Against this backdrop, the average premium on junk bonds over investment grade is about a half a percentage point from the lowest level notched since 2007.

What’s more, fewer traders are paying up to short exchange-traded funds that track U.S. corporate bonds. The percentage of shares on loan to short sellers in the iShares iBoxx Investment Grade Corporate Bond ETF has this year fallen at a faster pace relative to same measure for the benchmark equity product.

While it makes sense for some shorts to be unwound in the rally, default swaps also point to robust confidence on the business cycle.

The Markit CDX North America Investment Grade Index, a gauge of contracts to insure corporate debt for five years, sits almost seven basis points below its five-year average.

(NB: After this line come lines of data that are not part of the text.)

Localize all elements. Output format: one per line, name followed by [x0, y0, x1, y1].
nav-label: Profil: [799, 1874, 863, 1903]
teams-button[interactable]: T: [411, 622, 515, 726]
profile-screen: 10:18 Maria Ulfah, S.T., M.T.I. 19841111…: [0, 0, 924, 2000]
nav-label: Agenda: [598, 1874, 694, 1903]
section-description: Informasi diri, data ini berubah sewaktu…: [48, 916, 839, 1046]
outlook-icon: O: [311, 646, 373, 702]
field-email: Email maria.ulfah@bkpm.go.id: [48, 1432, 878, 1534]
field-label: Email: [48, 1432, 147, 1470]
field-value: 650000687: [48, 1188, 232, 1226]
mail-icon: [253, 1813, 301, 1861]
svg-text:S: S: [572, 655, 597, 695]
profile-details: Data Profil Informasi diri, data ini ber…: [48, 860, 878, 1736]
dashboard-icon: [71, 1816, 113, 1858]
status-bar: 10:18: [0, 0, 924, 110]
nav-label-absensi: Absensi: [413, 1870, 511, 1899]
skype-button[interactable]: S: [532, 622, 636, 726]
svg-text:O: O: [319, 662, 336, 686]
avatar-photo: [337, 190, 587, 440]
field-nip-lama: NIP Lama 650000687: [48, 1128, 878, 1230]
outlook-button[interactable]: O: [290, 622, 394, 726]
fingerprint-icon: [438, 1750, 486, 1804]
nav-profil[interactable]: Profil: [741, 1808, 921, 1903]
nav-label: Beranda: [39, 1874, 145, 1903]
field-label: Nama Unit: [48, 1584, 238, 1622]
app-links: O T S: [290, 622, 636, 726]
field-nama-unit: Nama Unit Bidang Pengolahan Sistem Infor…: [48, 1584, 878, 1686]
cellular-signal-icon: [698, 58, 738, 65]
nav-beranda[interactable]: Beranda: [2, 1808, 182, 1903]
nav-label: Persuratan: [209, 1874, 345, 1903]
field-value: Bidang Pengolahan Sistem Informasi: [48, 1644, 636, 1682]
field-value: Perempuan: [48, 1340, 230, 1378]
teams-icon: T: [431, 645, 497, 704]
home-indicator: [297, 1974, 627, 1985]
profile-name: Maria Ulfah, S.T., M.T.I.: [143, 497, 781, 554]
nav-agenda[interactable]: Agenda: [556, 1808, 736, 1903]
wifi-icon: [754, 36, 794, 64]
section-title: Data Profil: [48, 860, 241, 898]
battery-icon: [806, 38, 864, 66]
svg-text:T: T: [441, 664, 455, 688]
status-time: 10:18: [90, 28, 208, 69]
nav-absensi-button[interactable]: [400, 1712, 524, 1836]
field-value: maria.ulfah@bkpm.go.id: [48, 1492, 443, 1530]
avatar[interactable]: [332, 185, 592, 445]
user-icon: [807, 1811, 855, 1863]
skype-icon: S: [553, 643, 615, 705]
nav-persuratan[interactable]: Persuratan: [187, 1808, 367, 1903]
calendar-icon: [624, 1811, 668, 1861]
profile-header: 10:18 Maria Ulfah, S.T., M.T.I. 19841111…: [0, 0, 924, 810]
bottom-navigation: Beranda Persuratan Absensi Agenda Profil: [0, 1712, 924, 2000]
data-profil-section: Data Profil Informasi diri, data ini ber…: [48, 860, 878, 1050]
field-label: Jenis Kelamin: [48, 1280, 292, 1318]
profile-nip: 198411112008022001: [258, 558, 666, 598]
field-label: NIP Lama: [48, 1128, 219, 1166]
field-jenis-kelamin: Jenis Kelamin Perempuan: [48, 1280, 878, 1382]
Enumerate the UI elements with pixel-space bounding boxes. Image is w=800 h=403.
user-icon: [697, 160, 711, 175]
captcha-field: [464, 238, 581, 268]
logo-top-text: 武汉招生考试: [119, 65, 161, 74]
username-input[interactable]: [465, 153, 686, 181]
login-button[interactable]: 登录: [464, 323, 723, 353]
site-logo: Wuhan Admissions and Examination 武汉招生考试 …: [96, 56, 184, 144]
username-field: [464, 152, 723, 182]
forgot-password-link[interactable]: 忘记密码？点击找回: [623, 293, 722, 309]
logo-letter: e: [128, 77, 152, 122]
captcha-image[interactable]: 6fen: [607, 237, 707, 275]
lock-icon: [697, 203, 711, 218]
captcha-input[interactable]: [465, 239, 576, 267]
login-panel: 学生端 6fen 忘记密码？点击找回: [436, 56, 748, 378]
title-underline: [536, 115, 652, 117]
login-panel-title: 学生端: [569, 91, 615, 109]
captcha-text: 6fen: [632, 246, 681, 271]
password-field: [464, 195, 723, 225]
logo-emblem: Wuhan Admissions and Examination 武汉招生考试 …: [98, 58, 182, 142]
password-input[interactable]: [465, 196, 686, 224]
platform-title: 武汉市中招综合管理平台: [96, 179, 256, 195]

Yet in equities, caution is legion.

The iShares Edge MSCI Min Vol USA ETF, ticker USMV, has seen inflows almost every day this year, attracting more than $3.5 billion in 2019. That’s a sign of investors hedging their bets by pouring cash into low-volatility strategies that offer more protection during downturns.

Deleveraging Drive

Debt markets may even want to thank Federal Reserve Chair Jerome Powell’s hawkish pronouncement in October, which fueled the fourth-quarter meltdown and led to the central bank’s subsequent dovish capitulation.

The resulting paranoia about the longevity of the bull market continues to spur equity investors to bid up names with healthier balance sheets -- giving companies an incentive to bolster their creditworthiness.

“Are we going to see more rating downgrades or are we going to see more and more companies cutting their dividends or being forced to make disposals to cut their debt -- which benefits the bond holder at the expense of the equity holder?’’ asks Sels at HSBC.